Avec ce huis clos, jamais lisse, et intense à chaque instant Dolan porte à l’écran une force dramaturgique (le film est adapté d’une pièce de théâtre).
Les amoureux de Mommy apprécieront les pics de lyrisme qui évoquent les flashbacks et donnent du contexte au film. On comprend ainsi que Louis (Gaspard Ulliel) aime les hommes, qu’il est sans doute en train de mourir du SIDA et l’on imagine plus largement le départ de Louis dû à une non acception de son homosexualité par son père…
Dans ces passages, Dolan manifeste une fois de plus son usage parfait de la musique qui donne de la densité à ses propos.
Les dialogues sont riches et nous placent directement au sein de cette famille qui ne peut se parler sans se gueuler dessus. On se dit « je t’aime » en se lançant une vacherie. C’est pourquoi la scène (que vous connaissez sans doute car elle fait partie des deux extraits partagés sur internet juste avant le début du Festival, où la mère et Louis sont seuls dans un recoin de la maison est si forte car, fait rare, le ton est calme, empli de tendresse et de douceur et la mère a ces mots magnifiques qui m’ont beaucoup touchés « je ne te comprends pas mais je t’aime » : quelle plus belle déclaration d’amour d’une mère à son fils que celle là ?
Il est donc clair que Dolan parvient à imbriquer lyrisme et âpreté d’une façon vraiment intense.
Sa direction d’acteurs est superbe. Il l’aime sa troupe d’acteurs français et ça se voit.
En fan de Titanic (Xavier a largement participé à me décomplexer de mes lacunes cinématographiques classiques en osant clamer son amour pour un film comme Titanic plutôt que pour des œuvres plus classiques) je ne puis qu’être sensible à son clin d’œil pour ce film !

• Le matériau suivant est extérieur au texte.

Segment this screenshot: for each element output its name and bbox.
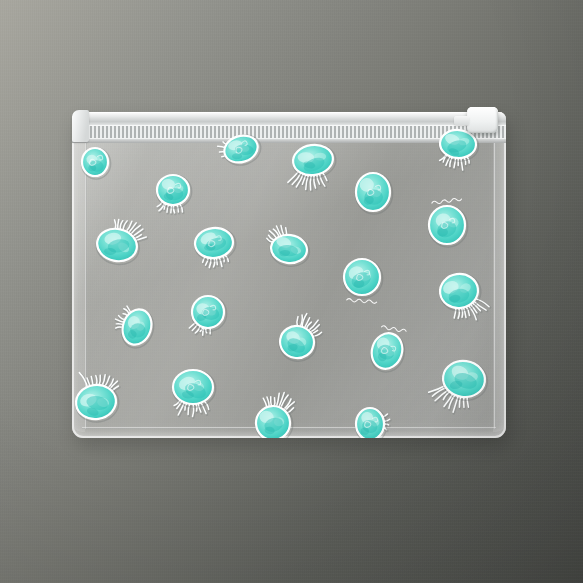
jellyfish [356,173,393,214]
jellyfish [429,197,468,247]
zipper-slider-pull [467,107,498,133]
jellyfish [193,226,238,271]
jellyfish [82,148,111,179]
jellyfish [109,303,159,353]
jellyfish-pattern-layer [72,112,506,438]
photo-backdrop [0,0,583,583]
jellyfish [438,129,480,173]
jellyfish [356,408,391,438]
jellyfish [93,215,150,270]
jellyfish [157,175,192,214]
jellyfish [173,370,216,418]
jellyfish [217,130,265,170]
jellyfish [263,224,312,269]
jellyfish [426,356,490,417]
jellyfish [253,392,297,438]
jellyfish [72,367,124,424]
clear-zip-pouch [72,112,506,438]
jellyfish [189,296,226,337]
jellyfish [366,321,412,376]
jellyfish [437,270,491,325]
jellyfish [344,259,383,304]
jellyfish [283,142,340,194]
jellyfish [276,310,325,365]
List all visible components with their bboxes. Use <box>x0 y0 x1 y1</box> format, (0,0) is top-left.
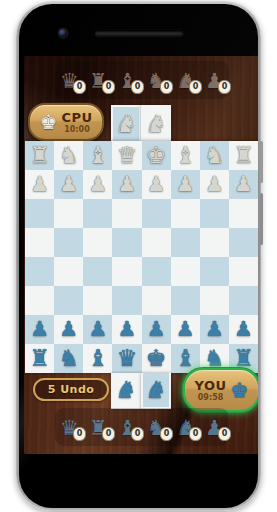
square-h7[interactable]: ♟ <box>229 170 258 199</box>
you-bishop-piece: ♝ <box>88 347 109 370</box>
square-c2[interactable]: ♟ <box>83 315 112 344</box>
square-g4[interactable] <box>200 257 229 286</box>
queen-icon: ♛0 <box>58 67 81 93</box>
capture-count-badge: 0 <box>218 427 231 441</box>
square-d1[interactable]: ♛ <box>112 344 141 373</box>
square-a3[interactable] <box>25 286 54 315</box>
square-d3[interactable] <box>112 286 141 315</box>
cpu-pawn-piece: ♟ <box>234 174 253 195</box>
you-king-icon: ♚ <box>231 380 249 400</box>
square-f2[interactable]: ♟ <box>171 315 200 344</box>
cpu-pawn-piece: ♟ <box>59 174 78 195</box>
cpu-captured-tray: ♛0♜0♝0♞0♞0♟0 <box>55 61 229 99</box>
you-pawn-piece: ♟ <box>176 319 195 340</box>
you-pawn-piece: ♟ <box>59 319 78 340</box>
cpu-knight-piece: ♞ <box>58 144 79 167</box>
you-rook-piece: ♜ <box>29 347 50 370</box>
knight-icon: ♞0 <box>145 414 168 440</box>
staging-row-top: ♞♞ <box>111 105 171 141</box>
pawn-icon: ♟0 <box>203 67 226 93</box>
square-f4[interactable] <box>171 257 200 286</box>
capture-count-badge: 0 <box>218 80 231 94</box>
square-e3[interactable] <box>142 286 171 315</box>
square-b2[interactable]: ♟ <box>54 315 83 344</box>
square-b7[interactable]: ♟ <box>54 170 83 199</box>
you-knight-piece: ♞ <box>58 347 79 370</box>
cpu-clock: 10:00 <box>64 126 89 134</box>
square-f8[interactable]: ♝ <box>171 141 200 170</box>
square-a7[interactable]: ♟ <box>25 170 54 199</box>
square-f7[interactable]: ♟ <box>171 170 200 199</box>
volume-button <box>260 193 263 245</box>
capture-count-badge: 0 <box>160 80 173 94</box>
staging-cell-e[interactable]: ♞ <box>141 373 171 409</box>
square-c1[interactable]: ♝ <box>83 344 112 373</box>
you-pawn-piece: ♟ <box>205 319 224 340</box>
undo-button[interactable]: 5 Undo <box>33 378 109 401</box>
square-g7[interactable]: ♟ <box>200 170 229 199</box>
square-h5[interactable] <box>229 228 258 257</box>
cpu-name-label: CPU <box>61 111 92 124</box>
cpu-pawn-piece: ♟ <box>147 174 166 195</box>
square-d8[interactable]: ♛ <box>112 141 141 170</box>
cpu-pawn-piece: ♟ <box>88 174 107 195</box>
square-f6[interactable] <box>171 199 200 228</box>
cpu-player-plate: ♚ CPU 10:00 <box>28 103 104 141</box>
square-e2[interactable]: ♟ <box>142 315 171 344</box>
you-pawn-piece: ♟ <box>30 319 49 340</box>
square-a8[interactable]: ♜ <box>25 141 54 170</box>
cpu-knight-piece: ♞ <box>145 112 167 136</box>
you-pawn-piece: ♟ <box>234 319 253 340</box>
cpu-bishop-piece: ♝ <box>175 144 196 167</box>
square-e1[interactable]: ♚ <box>142 344 171 373</box>
square-a6[interactable] <box>25 199 54 228</box>
staging-cell-d[interactable]: ♞ <box>111 373 141 409</box>
knight-icon: ♞0 <box>145 67 168 93</box>
capture-count-badge: 0 <box>102 80 115 94</box>
cpu-knight-piece: ♞ <box>204 144 225 167</box>
square-b4[interactable] <box>54 257 83 286</box>
bishop-icon: ♝0 <box>116 67 139 93</box>
square-c8[interactable]: ♝ <box>83 141 112 170</box>
capture-count-badge: 0 <box>73 427 86 441</box>
square-g8[interactable]: ♞ <box>200 141 229 170</box>
you-knight-piece: ♞ <box>115 378 137 402</box>
square-c4[interactable] <box>83 257 112 286</box>
you-knight-piece: ♞ <box>204 347 225 370</box>
cpu-knight-piece: ♞ <box>115 112 137 136</box>
square-d4[interactable] <box>112 257 141 286</box>
app-screen: ♛0♜0♝0♞0♞0♟0 ♚ CPU 10:00 ♞♞ ♜♞♝♛♚♝♞♜♟♟♟♟… <box>24 56 258 454</box>
square-c6[interactable] <box>83 199 112 228</box>
cpu-rook-piece: ♜ <box>29 144 50 167</box>
cpu-king-piece: ♚ <box>146 144 167 167</box>
capture-count-badge: 0 <box>189 427 202 441</box>
square-g2[interactable]: ♟ <box>200 315 229 344</box>
capture-count-badge: 0 <box>131 427 144 441</box>
square-b5[interactable] <box>54 228 83 257</box>
phone-bezel: ♛0♜0♝0♞0♞0♟0 ♚ CPU 10:00 ♞♞ ♜♞♝♛♚♝♞♜♟♟♟♟… <box>19 4 258 508</box>
you-queen-piece: ♛ <box>117 347 138 370</box>
staging-cell-d[interactable]: ♞ <box>111 105 141 141</box>
bishop-icon: ♝0 <box>116 414 139 440</box>
cpu-bishop-piece: ♝ <box>88 144 109 167</box>
capture-count-badge: 0 <box>160 427 173 441</box>
square-g3[interactable] <box>200 286 229 315</box>
square-e7[interactable]: ♟ <box>142 170 171 199</box>
you-captured-tray: ♛0♜0♝0♞0♞0♟0 <box>55 408 229 446</box>
square-f5[interactable] <box>171 228 200 257</box>
square-h8[interactable]: ♜ <box>229 141 258 170</box>
you-bishop-piece: ♝ <box>175 347 196 370</box>
square-c3[interactable] <box>83 286 112 315</box>
square-h4[interactable] <box>229 257 258 286</box>
queen-icon: ♛0 <box>58 414 81 440</box>
square-e4[interactable] <box>142 257 171 286</box>
square-e5[interactable] <box>142 228 171 257</box>
square-d5[interactable] <box>112 228 141 257</box>
cpu-pawn-piece: ♟ <box>205 174 224 195</box>
knight-icon: ♞0 <box>174 414 197 440</box>
earpiece-speaker <box>95 30 183 37</box>
capture-count-badge: 0 <box>131 80 144 94</box>
square-a2[interactable]: ♟ <box>25 315 54 344</box>
square-d2[interactable]: ♟ <box>112 315 141 344</box>
square-g6[interactable] <box>200 199 229 228</box>
capture-count-badge: 0 <box>73 80 86 94</box>
square-b6[interactable] <box>54 199 83 228</box>
cpu-rook-piece: ♜ <box>233 144 254 167</box>
square-a4[interactable] <box>25 257 54 286</box>
power-button <box>260 141 263 183</box>
you-king-piece: ♚ <box>146 347 167 370</box>
square-g5[interactable] <box>200 228 229 257</box>
knight-icon: ♞0 <box>174 67 197 93</box>
you-pawn-piece: ♟ <box>88 319 107 340</box>
square-c7[interactable]: ♟ <box>83 170 112 199</box>
you-clock: 09:58 <box>198 394 223 402</box>
cpu-king-icon: ♚ <box>39 112 57 132</box>
front-camera-dot <box>59 29 67 37</box>
square-d6[interactable] <box>112 199 141 228</box>
square-h6[interactable] <box>229 199 258 228</box>
chess-board: ♜♞♝♛♚♝♞♜♟♟♟♟♟♟♟♟♟♟♟♟♟♟♟♟♜♞♝♛♚♝♞♜ <box>25 141 258 373</box>
you-name-label: YOU <box>195 379 227 392</box>
pawn-icon: ♟0 <box>203 414 226 440</box>
staging-row-bottom: ♞♞ <box>111 373 171 409</box>
capture-count-badge: 0 <box>189 80 202 94</box>
rook-icon: ♜0 <box>87 67 110 93</box>
square-e8[interactable]: ♚ <box>142 141 171 170</box>
you-pawn-piece: ♟ <box>118 319 137 340</box>
square-b3[interactable] <box>54 286 83 315</box>
square-f3[interactable] <box>171 286 200 315</box>
you-rook-piece: ♜ <box>233 347 254 370</box>
you-knight-piece: ♞ <box>145 378 167 402</box>
cpu-queen-piece: ♛ <box>117 144 138 167</box>
screenshot-canvas: ♛0♜0♝0♞0♞0♟0 ♚ CPU 10:00 ♞♞ ♜♞♝♛♚♝♞♜♟♟♟♟… <box>0 0 277 512</box>
square-h2[interactable]: ♟ <box>229 315 258 344</box>
cpu-pawn-piece: ♟ <box>118 174 137 195</box>
square-d7[interactable]: ♟ <box>112 170 141 199</box>
staging-cell-e[interactable]: ♞ <box>141 105 171 141</box>
cpu-pawn-piece: ♟ <box>176 174 195 195</box>
square-h3[interactable] <box>229 286 258 315</box>
you-pawn-piece: ♟ <box>147 319 166 340</box>
square-a5[interactable] <box>25 228 54 257</box>
phone-frame: ♛0♜0♝0♞0♞0♟0 ♚ CPU 10:00 ♞♞ ♜♞♝♛♚♝♞♜♟♟♟♟… <box>16 1 261 511</box>
capture-count-badge: 0 <box>102 427 115 441</box>
square-c5[interactable] <box>83 228 112 257</box>
square-b1[interactable]: ♞ <box>54 344 83 373</box>
square-b8[interactable]: ♞ <box>54 141 83 170</box>
rook-icon: ♜0 <box>87 414 110 440</box>
cpu-pawn-piece: ♟ <box>30 174 49 195</box>
square-a1[interactable]: ♜ <box>25 344 54 373</box>
square-e6[interactable] <box>142 199 171 228</box>
you-player-plate: YOU 09:58 ♚ <box>183 368 258 412</box>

Enfin, il n’a de pareil pour évoquer – là encore sous la forme d’un flashback – les réminiscences du passé et de l’enfance révolue. De ces sensations passées qui ne nous quittent pas : les odeurs, les bruits, les anecdotes, les habitudes d’antan…
Faire preuve d’une telle maturité technique et la faire s’entremêler avec une vraie fraîcheur de ton et de propos, je trouve que c’est là, la patte de Dolan que j’associe totalement au festival de Cannes puisque c’est ici que je l’ai découvert avec son chef d’œuvre Laurence Anyways en 2012, lors de mon premier Cannes. 4 ans plus tard, c’est avec autant d’émotion que j’ai réceptionné son nouveau film qu’il dit être « son meilleur ».
Cette nouvelle journée cinéphile s’est terminée par la projection des films de clôture (et oui on parle déjà de clôture) de La Semaine de la critique, j’ai nommé les tout premiers courts métrages de Sandrine Kiberlain de Chloé Sevigny et Laetitia Casta, toutes passées donc de l’autre côté de la caméra.
Si la première listée, que j’aime par ailleurs beaucoup en temps qu’actrice, marque des points avec son « Bonne figure » mettant en scène une Chiara Mastroianni intemporelle, actrice de son état, belle et esseulée, Chloé S et Laetitia Casta ne m’ont pas bouleversées avec, respectivement cette histoire de fillette se transformant en chat (clairement un sujet pour Mouloud Achour qui prône son amour pour les canins) « Kitty », et le « en moi » de Laetitia qui évoque les névroses d’un réal perdu dans les méandres de son métier et de son art.
C’est tout de même avec beaucoup de plaisir que j’ai découvert leurs premiers pas de réalisatrices.
paule
Je cours au ciné… mais au fait il sort quand ? Merci pour ton écriture Barbara et bonne fin de festival de Cannes.
Barbara GOVAERTS
Pas encore de date prévue pour ce film (à ma connaissance) mais je ne manquerai pas de partager l’info
Barbara GOVAERTS
Il sort le 21 septembre prochain, vivement la fin de l’été (oui enfin bon !)
Paule
Ce n’est que dernièrement que j’ai eu l’occasion de voir ce magnifique film qui m’a touché au plus haut point, tellement… que je suis retournée le voir. Quel talent trouve t -on chez ces acteurs. Et cette caméra qui sublime tout : paysages, visage, émotions/pensées dans ses profondeurs humaines. Un film que je garde en moi.
Barbara GOVAERTS
je comprends ! Dolan est fort pour retranscrire à l’écran les tourments de l’âme et les non dits. C’est très cinématographique et souvent touchant.